Mickey Mouse takes his dog Pluto on a fishing trip, rowing out onto a lake. Mickey sees a "No Fishing" sign, but he breaks it, places horseshoes on and drops it into the water. Mickey drops his line in the water, and Pluto attaches a fishing line to the end of his tail as well. One fish expertly eats the worm from Mickey's hook, then sticks out his tongue at the fisherman. The fish also tease Pluto, getting him mixed up in a corset and luring him down into the water, where he's tickled by an eel. In another gag, a group of fish dance around Mickey's bait can, feasting on the worms while Mickey's not looking. Under the water, Pluto chases a fish into a cave; an enormous fish chases him out of the cave and across the lake bottom. An old goat gamekeeper, who patrols the lake, tries to arrest Mickey for fishing in a prohibited area, but accidentally steps on the boat without looking, causing him to fall into the water. Mickey uses the opportunity to escape but is forced to use his hands as the paddles fell off after the attempted arrest with the gamekeeper using one of them to catch up. As the goat uses a log get close to Mickey, Pluto quickly swims back to the boat and with Pluto using his tail as an outboard motor, the pair easily get away. Mickey closes the cartoon by sticking out his tongue at the official.

==Voice cast==
- Mickey Mouse: Walt Disney
- Pluto: Lee Millar

==Production==
The cartoon recycles some animation from previous Mickey Mouse shorts, including Norm Ferguson's animation of Pluto sniffing along the ground from The Chain Gang.

==Reception==
In a contemporary review, Motion Picture Herald said that "the fish that are not caught do some delightful tap dancing and a classical music score becomes infectious with merriment."

In Mickey's Movies: The Theatrical Films of Mickey Mouse, Gijs Grob writes: "Like Traffic Troubles, The Moose Hunt, and The Beach Party from the same year, Fishin' Around is a genuine gag cartoon.

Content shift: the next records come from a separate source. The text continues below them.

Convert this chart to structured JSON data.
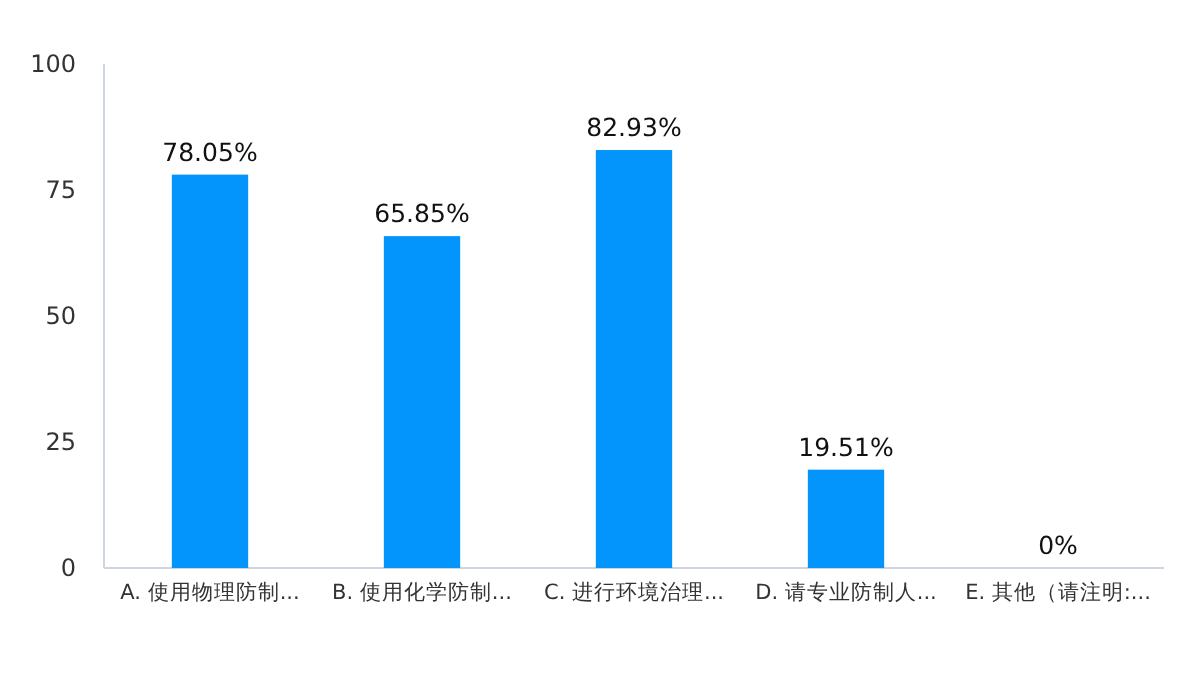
{
  "chart_data": {
    "type": "bar",
    "categories": [
      "A. 使用物理防制...",
      "B. 使用化学防制...",
      "C. 进行环境治理...",
      "D. 请专业防制人...",
      "E. 其他（请注明:..."
    ],
    "values": [
      78.05,
      65.85,
      82.93,
      19.51,
      0
    ],
    "value_labels": [
      "78.05%",
      "65.85%",
      "82.93%",
      "19.51%",
      "0%"
    ],
    "color": "#0395fc",
    "ylim": [
      0,
      100
    ],
    "yticks": [
      0,
      25,
      50,
      75,
      100
    ],
    "grid": false
  }
}
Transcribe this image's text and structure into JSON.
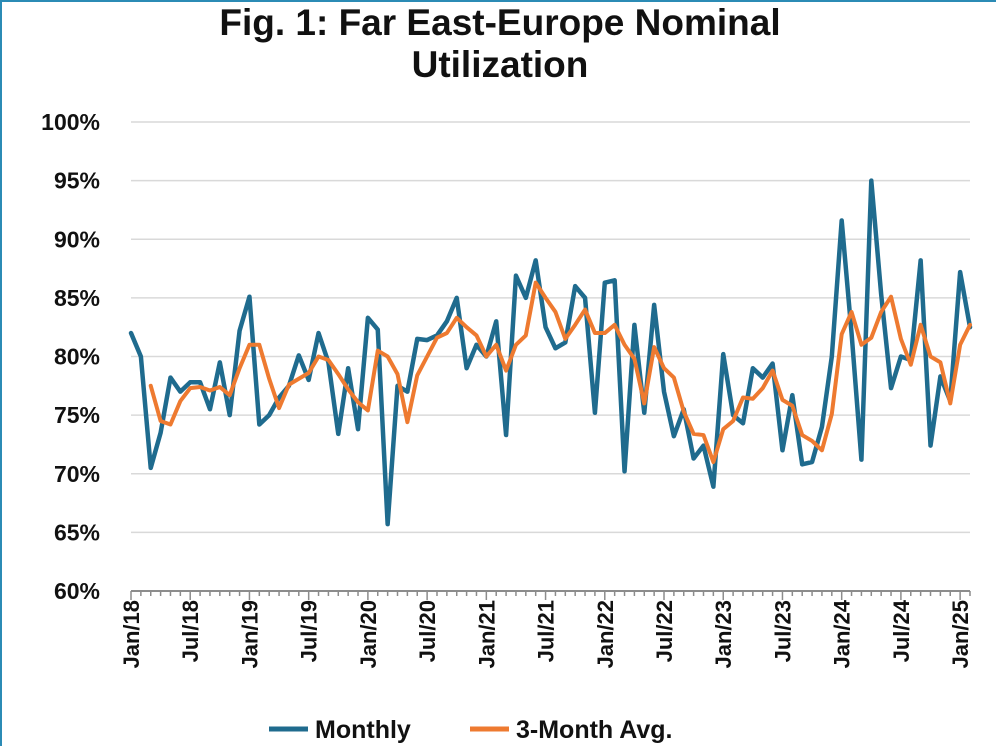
{
  "chart_data": {
    "type": "line",
    "title": "Fig. 1: Far East-Europe Nominal Utilization",
    "title_lines": [
      "Fig. 1: Far East-Europe Nominal",
      "Utilization"
    ],
    "xlabel": "",
    "ylabel": "",
    "ylim": [
      60,
      100
    ],
    "y_ticks": [
      60,
      65,
      70,
      75,
      80,
      85,
      90,
      95,
      100
    ],
    "y_tick_labels": [
      "60%",
      "65%",
      "70%",
      "75%",
      "80%",
      "85%",
      "90%",
      "95%",
      "100%"
    ],
    "x_tick_labels": [
      "Jan/18",
      "Jul/18",
      "Jan/19",
      "Jul/19",
      "Jan/20",
      "Jul/20",
      "Jan/21",
      "Jul/21",
      "Jan/22",
      "Jul/22",
      "Jan/23",
      "Jul/23",
      "Jan/24",
      "Jul/24",
      "Jan/25"
    ],
    "x_start": "Jan/18",
    "x_end": "Jan/25",
    "grid": true,
    "legend_position": "bottom",
    "colors": {
      "Monthly": "#1f6b8e",
      "3-Month Avg.": "#ee7a30",
      "grid": "#d9d9d9",
      "axis": "#8c8c8c"
    },
    "series": [
      {
        "name": "Monthly",
        "values": [
          82.0,
          80.0,
          70.5,
          73.5,
          78.2,
          77.0,
          77.8,
          77.8,
          75.5,
          79.5,
          75.0,
          82.2,
          85.1,
          74.2,
          75.0,
          76.5,
          77.5,
          80.1,
          78.0,
          82.0,
          79.5,
          73.4,
          79.0,
          73.8,
          83.3,
          82.3,
          65.7,
          77.5,
          77.0,
          81.5,
          81.4,
          81.8,
          83.0,
          85.0,
          79.0,
          81.0,
          80.0,
          83.0,
          73.3,
          86.9,
          85.0,
          88.2,
          82.5,
          80.7,
          81.2,
          86.0,
          85.0,
          75.2,
          86.3,
          86.5,
          70.2,
          82.7,
          75.2,
          84.4,
          77.0,
          73.2,
          75.5,
          71.3,
          72.4,
          68.9,
          80.2,
          75.0,
          74.3,
          79.0,
          78.2,
          79.4,
          72.0,
          76.7,
          70.8,
          71.0,
          74.0,
          80.0,
          91.6,
          82.0,
          71.2,
          95.0,
          85.3,
          77.3,
          80.0,
          79.7,
          88.2,
          72.4,
          78.3,
          76.2,
          87.2,
          82.5
        ]
      },
      {
        "name": "3-Month Avg.",
        "values": [
          null,
          null,
          77.5,
          74.5,
          74.2,
          76.2,
          77.3,
          77.4,
          77.1,
          77.4,
          76.7,
          79.0,
          81.0,
          81.0,
          78.1,
          75.6,
          77.6,
          78.1,
          78.6,
          80.0,
          79.7,
          78.5,
          77.2,
          76.1,
          75.4,
          80.5,
          80.0,
          78.5,
          74.4,
          78.4,
          80.0,
          81.6,
          82.0,
          83.3,
          82.5,
          81.8,
          80.0,
          81.0,
          78.8,
          81.0,
          81.8,
          86.3,
          85.0,
          83.8,
          81.5,
          82.7,
          84.0,
          82.0,
          82.0,
          82.7,
          81.0,
          79.8,
          76.0,
          80.8,
          79.0,
          78.2,
          75.3,
          73.4,
          73.3,
          71.0,
          73.8,
          74.5,
          76.5,
          76.4,
          77.3,
          78.8,
          76.3,
          75.8,
          73.3,
          72.8,
          72.0,
          75.1,
          81.9,
          83.8,
          81.0,
          81.6,
          83.8,
          85.1,
          81.5,
          79.3,
          82.7,
          80.0,
          79.5,
          76.0,
          81.0,
          82.7
        ]
      }
    ]
  }
}
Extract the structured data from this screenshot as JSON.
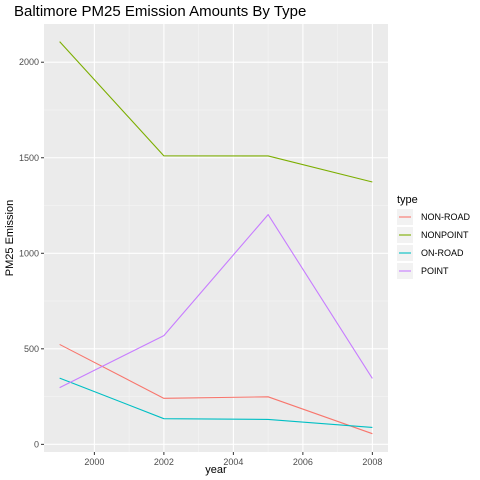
{
  "chart_data": {
    "type": "line",
    "title": "Baltimore PM25 Emission Amounts By Type",
    "xlabel": "year",
    "ylabel": "PM25 Emission",
    "x": [
      1999,
      2002,
      2005,
      2008
    ],
    "xlim": [
      1998.55,
      2008.45
    ],
    "ylim": [
      -40,
      2200
    ],
    "xticks": [
      2000,
      2002,
      2004,
      2006,
      2008
    ],
    "yticks": [
      0,
      500,
      1000,
      1500,
      2000
    ],
    "grid": true,
    "legend": {
      "title": "type",
      "placement": "right"
    },
    "series": [
      {
        "name": "NON-ROAD",
        "color": "#f8766d",
        "values": [
          522.9,
          240.8,
          248.9,
          55.8
        ]
      },
      {
        "name": "NONPOINT",
        "color": "#7cae00",
        "values": [
          2107.6,
          1510.0,
          1509.5,
          1373.2
        ]
      },
      {
        "name": "ON-ROAD",
        "color": "#00bfc4",
        "values": [
          346.8,
          134.3,
          130.4,
          88.3
        ]
      },
      {
        "name": "POINT",
        "color": "#c77cff",
        "values": [
          296.8,
          569.3,
          1202.5,
          344.98
        ]
      }
    ]
  }
}
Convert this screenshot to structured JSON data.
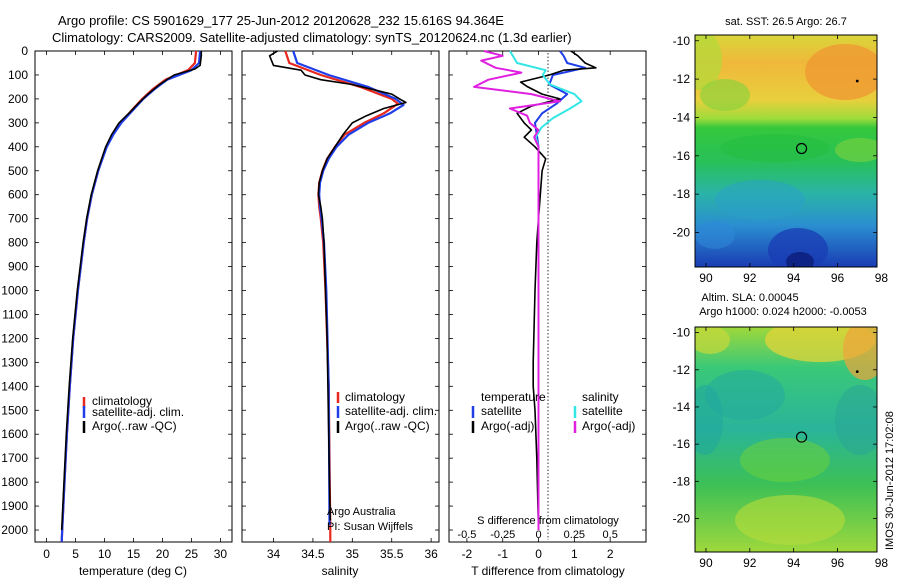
{
  "header": {
    "title_line1": "Argo profile: CS 5901629_177 25-Jun-2012 20120628_232 15.616S 94.364E",
    "title_line2": "Climatology: CARS2009. Satellite-adjusted climatology: synTS_20120624.nc (1.3d earlier)"
  },
  "colors": {
    "climatology": "#e8281e",
    "satellite": "#1f3ee8",
    "argo": "#000000",
    "sal_sat": "#33e6e6",
    "sal_argo": "#e020e0"
  },
  "depth_axis": {
    "min": 0,
    "max": 2050,
    "ticks": [
      "0",
      "100",
      "200",
      "300",
      "400",
      "500",
      "600",
      "700",
      "800",
      "900",
      "1000",
      "1100",
      "1200",
      "1300",
      "1400",
      "1500",
      "1600",
      "1700",
      "1800",
      "1900",
      "2000"
    ]
  },
  "chart_data": [
    {
      "type": "line",
      "name": "temperature_profile",
      "xlabel": "temperature (deg C)",
      "xlim": [
        -2,
        32
      ],
      "xticks": [
        "0",
        "5",
        "10",
        "15",
        "20",
        "25",
        "30"
      ],
      "ylabel": "depth",
      "ylim": [
        2050,
        0
      ],
      "legend": [
        "climatology",
        "satellite-adj. clim.",
        "Argo(..raw -QC)"
      ],
      "series": [
        {
          "name": "climatology",
          "depth": [
            0,
            50,
            80,
            120,
            160,
            200,
            250,
            300,
            350,
            400,
            500,
            600,
            700,
            800,
            1000,
            1200,
            1400,
            1600,
            1800,
            2000,
            2050
          ],
          "values": [
            25.8,
            25.6,
            24.4,
            20.5,
            18.3,
            16.5,
            14.6,
            12.8,
            11.4,
            10.3,
            8.9,
            7.8,
            7.0,
            6.4,
            5.4,
            4.6,
            4.0,
            3.5,
            3.1,
            2.7,
            2.6
          ]
        },
        {
          "name": "satellite-adj. clim.",
          "depth": [
            0,
            50,
            80,
            120,
            160,
            200,
            250,
            300,
            350,
            400,
            500,
            600,
            700,
            800,
            1000,
            1200,
            1400,
            1600,
            1800,
            2000,
            2050
          ],
          "values": [
            26.5,
            26.3,
            25.0,
            20.8,
            18.6,
            16.7,
            14.8,
            12.9,
            11.5,
            10.4,
            8.9,
            7.8,
            7.0,
            6.4,
            5.4,
            4.6,
            4.0,
            3.5,
            3.1,
            2.7,
            2.6
          ]
        },
        {
          "name": "Argo(..raw -QC)",
          "depth": [
            0,
            20,
            60,
            75,
            100,
            140,
            180,
            220,
            260,
            300,
            350,
            400,
            500,
            600,
            700,
            800,
            1000,
            1200,
            1400,
            1600,
            1800,
            2000
          ],
          "values": [
            26.7,
            26.7,
            26.5,
            25.6,
            22.0,
            19.5,
            17.5,
            15.8,
            14.2,
            12.5,
            11.2,
            10.2,
            8.8,
            7.7,
            6.9,
            6.3,
            5.3,
            4.5,
            3.9,
            3.4,
            3.0,
            2.6
          ]
        }
      ]
    },
    {
      "type": "line",
      "name": "salinity_profile",
      "xlabel": "salinity",
      "xlim": [
        33.6,
        36.1
      ],
      "xticks": [
        "34",
        "34.5",
        "35",
        "35.5",
        "36"
      ],
      "ylim": [
        2050,
        0
      ],
      "legend": [
        "climatology",
        "satellite-adj. clim.",
        "Argo(..raw -QC)"
      ],
      "annotation": [
        "Argo Australia",
        "PI: Susan Wijffels"
      ],
      "series": [
        {
          "name": "climatology",
          "depth": [
            0,
            50,
            100,
            150,
            200,
            220,
            260,
            300,
            350,
            400,
            450,
            500,
            550,
            600,
            650,
            700,
            800,
            1000,
            1400,
            2000,
            2050
          ],
          "values": [
            34.15,
            34.2,
            34.6,
            35.1,
            35.5,
            35.58,
            35.4,
            35.15,
            34.9,
            34.78,
            34.68,
            34.62,
            34.58,
            34.57,
            34.58,
            34.6,
            34.63,
            34.66,
            34.7,
            34.72,
            34.72
          ]
        },
        {
          "name": "satellite-adj. clim.",
          "depth": [
            0,
            50,
            100,
            150,
            200,
            225,
            260,
            300,
            350,
            400,
            450,
            500,
            550,
            600,
            650,
            700,
            800,
            1000,
            1400,
            1980
          ],
          "values": [
            34.25,
            34.3,
            34.7,
            35.2,
            35.55,
            35.65,
            35.48,
            35.2,
            34.95,
            34.8,
            34.7,
            34.63,
            34.59,
            34.58,
            34.59,
            34.61,
            34.64,
            34.67,
            34.7,
            34.71
          ]
        },
        {
          "name": "Argo(..raw -QC)",
          "depth": [
            0,
            20,
            60,
            80,
            100,
            120,
            140,
            160,
            180,
            200,
            215,
            240,
            270,
            300,
            350,
            400,
            450,
            500,
            550,
            600,
            650,
            700,
            800,
            1000,
            1200,
            1400,
            1600,
            1800,
            1960
          ],
          "values": [
            34.05,
            33.95,
            34.0,
            34.35,
            34.4,
            34.6,
            35.0,
            35.25,
            35.5,
            35.6,
            35.68,
            35.4,
            35.18,
            35.0,
            34.88,
            34.78,
            34.68,
            34.62,
            34.58,
            34.57,
            34.6,
            34.62,
            34.64,
            34.66,
            34.68,
            34.69,
            34.7,
            34.71,
            34.72
          ]
        }
      ]
    },
    {
      "type": "line",
      "name": "difference_profile",
      "xlabel": "T difference from climatology",
      "xlim": [
        -2.5,
        3
      ],
      "xticks": [
        "-2",
        "-1",
        "0",
        "1",
        "2"
      ],
      "top_label": "S difference from climatology",
      "top_ticks": [
        "-0.5",
        "-0.25",
        "0",
        "0.25",
        "0.5"
      ],
      "ylim": [
        2050,
        0
      ],
      "legend_left_title": "temperature",
      "legend_left": [
        "satellite",
        "Argo(-adj)"
      ],
      "legend_right_title": "salinity",
      "legend_right": [
        "satellite",
        "Argo(-adj)"
      ],
      "series": [
        {
          "name": "T satellite",
          "depth": [
            0,
            20,
            50,
            70,
            100,
            140,
            180,
            220,
            260,
            300,
            350,
            400,
            450,
            500,
            600,
            700,
            800,
            1000,
            1400,
            1800,
            2000
          ],
          "values": [
            0.6,
            0.7,
            0.8,
            1.3,
            0.4,
            0.3,
            0.8,
            0.5,
            0.1,
            -0.1,
            -0.05,
            0,
            0,
            0,
            0,
            0,
            0,
            0,
            0,
            0,
            0
          ]
        },
        {
          "name": "T Argo(-adj)",
          "depth": [
            0,
            20,
            50,
            70,
            80,
            100,
            130,
            150,
            180,
            200,
            230,
            260,
            300,
            330,
            360,
            400,
            450,
            500,
            600,
            700,
            800,
            1000,
            1300,
            1400,
            1500,
            1700,
            2000
          ],
          "values": [
            0.9,
            1.1,
            1.3,
            1.6,
            0.7,
            0.3,
            -0.5,
            -0.3,
            0.1,
            0.6,
            -0.2,
            -0.6,
            -0.4,
            -0.2,
            -0.4,
            -0.1,
            0.2,
            0.1,
            0.05,
            0,
            -0.05,
            -0.1,
            -0.15,
            -0.15,
            -0.1,
            -0.05,
            0
          ]
        },
        {
          "name": "S satellite",
          "depth": [
            0,
            20,
            50,
            80,
            100,
            140,
            180,
            210,
            240,
            280,
            320,
            360,
            400,
            450,
            500,
            600,
            800,
            1000,
            1400,
            2000
          ],
          "values": [
            -0.2,
            -0.18,
            -0.15,
            0.05,
            0.03,
            0.08,
            0.25,
            0.3,
            0.22,
            0.1,
            0.02,
            -0.02,
            0,
            0,
            0,
            0,
            0,
            0,
            0,
            0
          ]
        },
        {
          "name": "S Argo(-adj)",
          "depth": [
            0,
            20,
            40,
            70,
            90,
            120,
            150,
            180,
            210,
            240,
            270,
            300,
            330,
            360,
            400,
            450,
            500,
            600,
            700,
            800,
            1000,
            1400,
            2000
          ],
          "values": [
            -0.38,
            -0.25,
            -0.4,
            -0.3,
            -0.12,
            -0.35,
            -0.45,
            -0.05,
            0.15,
            -0.2,
            -0.08,
            -0.06,
            0.0,
            -0.03,
            0,
            0,
            0,
            0,
            0,
            0,
            0,
            0,
            0
          ]
        }
      ]
    },
    {
      "type": "heatmap",
      "name": "sst_map",
      "title": "sat. SST: 26.5 Argo: 26.7",
      "xticks": [
        "90",
        "92",
        "94",
        "96",
        "98"
      ],
      "yticks": [
        "-10",
        "-12",
        "-14",
        "-16",
        "-18",
        "-20"
      ],
      "xlim": [
        89.5,
        97.8
      ],
      "ylim": [
        -21.8,
        -9.7
      ],
      "argo_position": {
        "lon": 94.36,
        "lat": -15.62
      },
      "track_point": {
        "lon": 96.9,
        "lat": -12.1
      }
    },
    {
      "type": "heatmap",
      "name": "sla_map",
      "title": "Altim. SLA: 0.00045",
      "subtitle": "Argo h1000: 0.024 h2000: -0.0053",
      "xticks": [
        "90",
        "92",
        "94",
        "96",
        "98"
      ],
      "yticks": [
        "-10",
        "-12",
        "-14",
        "-16",
        "-18",
        "-20"
      ],
      "xlim": [
        89.5,
        97.8
      ],
      "ylim": [
        -21.8,
        -9.7
      ],
      "argo_position": {
        "lon": 94.36,
        "lat": -15.62
      },
      "track_point": {
        "lon": 96.9,
        "lat": -12.1
      }
    }
  ],
  "footer": {
    "stamp": "IMOS 30-Jun-2012 17:02:08"
  }
}
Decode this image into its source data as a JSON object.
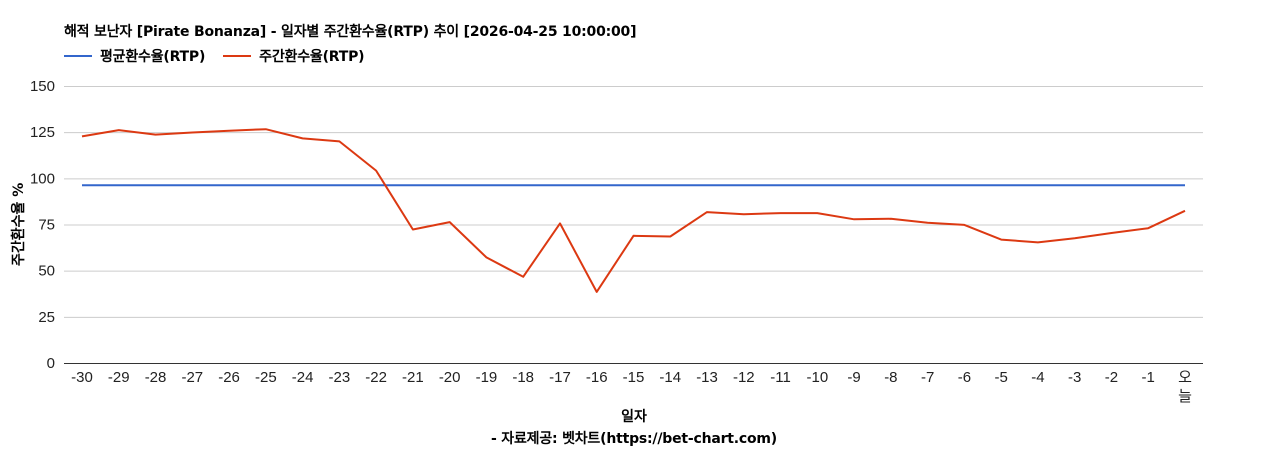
{
  "chart_data": {
    "type": "line",
    "title": "해적 보난자 [Pirate Bonanza] - 일자별 주간환수율(RTP) 추이 [2026-04-25 10:00:00]",
    "xlabel": "일자",
    "ylabel": "주간환수율 %",
    "ylim": [
      0,
      150
    ],
    "yticks": [
      0,
      25,
      50,
      75,
      100,
      125,
      150
    ],
    "grid": true,
    "legend_position": "top-left",
    "categories": [
      "-30",
      "-29",
      "-28",
      "-27",
      "-26",
      "-25",
      "-24",
      "-23",
      "-22",
      "-21",
      "-20",
      "-19",
      "-18",
      "-17",
      "-16",
      "-15",
      "-14",
      "-13",
      "-12",
      "-11",
      "-10",
      "-9",
      "-8",
      "-7",
      "-6",
      "-5",
      "-4",
      "-3",
      "-2",
      "-1",
      "오늘"
    ],
    "series": [
      {
        "name": "평균환수율(RTP)",
        "color": "#3366cc",
        "values": [
          96.3,
          96.3,
          96.3,
          96.3,
          96.3,
          96.3,
          96.3,
          96.3,
          96.3,
          96.3,
          96.3,
          96.3,
          96.3,
          96.3,
          96.3,
          96.3,
          96.3,
          96.3,
          96.3,
          96.3,
          96.3,
          96.3,
          96.3,
          96.3,
          96.3,
          96.3,
          96.3,
          96.3,
          96.3,
          96.3,
          96.3
        ]
      },
      {
        "name": "주간환수율(RTP)",
        "color": "#dc3912",
        "values": [
          122.7,
          126.1,
          123.7,
          124.8,
          125.8,
          126.6,
          121.6,
          120.0,
          104.2,
          72.3,
          76.3,
          57.2,
          46.7,
          75.6,
          38.5,
          68.9,
          68.5,
          81.7,
          80.6,
          81.2,
          81.2,
          77.8,
          78.1,
          75.9,
          74.8,
          66.8,
          65.3,
          67.5,
          70.4,
          73.0,
          82.4
        ]
      }
    ],
    "source_note": "- 자료제공: 벳차트(https://bet-chart.com)"
  },
  "header": {
    "title": "해적 보난자 [Pirate Bonanza] - 일자별 주간환수율(RTP) 추이 [2026-04-25 10:00:00]"
  },
  "legend": {
    "items": [
      {
        "label": "평균환수율(RTP)",
        "color": "#3366cc"
      },
      {
        "label": "주간환수율(RTP)",
        "color": "#dc3912"
      }
    ]
  },
  "axes": {
    "y_title": "주간환수율 %",
    "x_title": "일자",
    "today_label_line1": "오",
    "today_label_line2": "늘"
  },
  "footer": {
    "source": "- 자료제공: 벳차트(https://bet-chart.com)"
  }
}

It is the weakest of the lot, however, and can hardly be called a classic". That said, Grob acknowledges that the short demonstrates how the Disney studio improved the quality of its animation, particularly the reflections of Mickey and Pluto on the water at the beginning of the film.

Animated Short Films: A Critical Index to Theatrical Cartoons called it "a very pleasant cartoon, featuring underwater chases and some clever gags."

==Home media==
The short was released on December 7, 2004 on Walt Disney Treasures: Mickey Mouse in Black and White, Volume Two: 1929-1935.

==Television==
Fishin' Around was included in the TV show The Mickey Mouse Club (season 1, episode 29).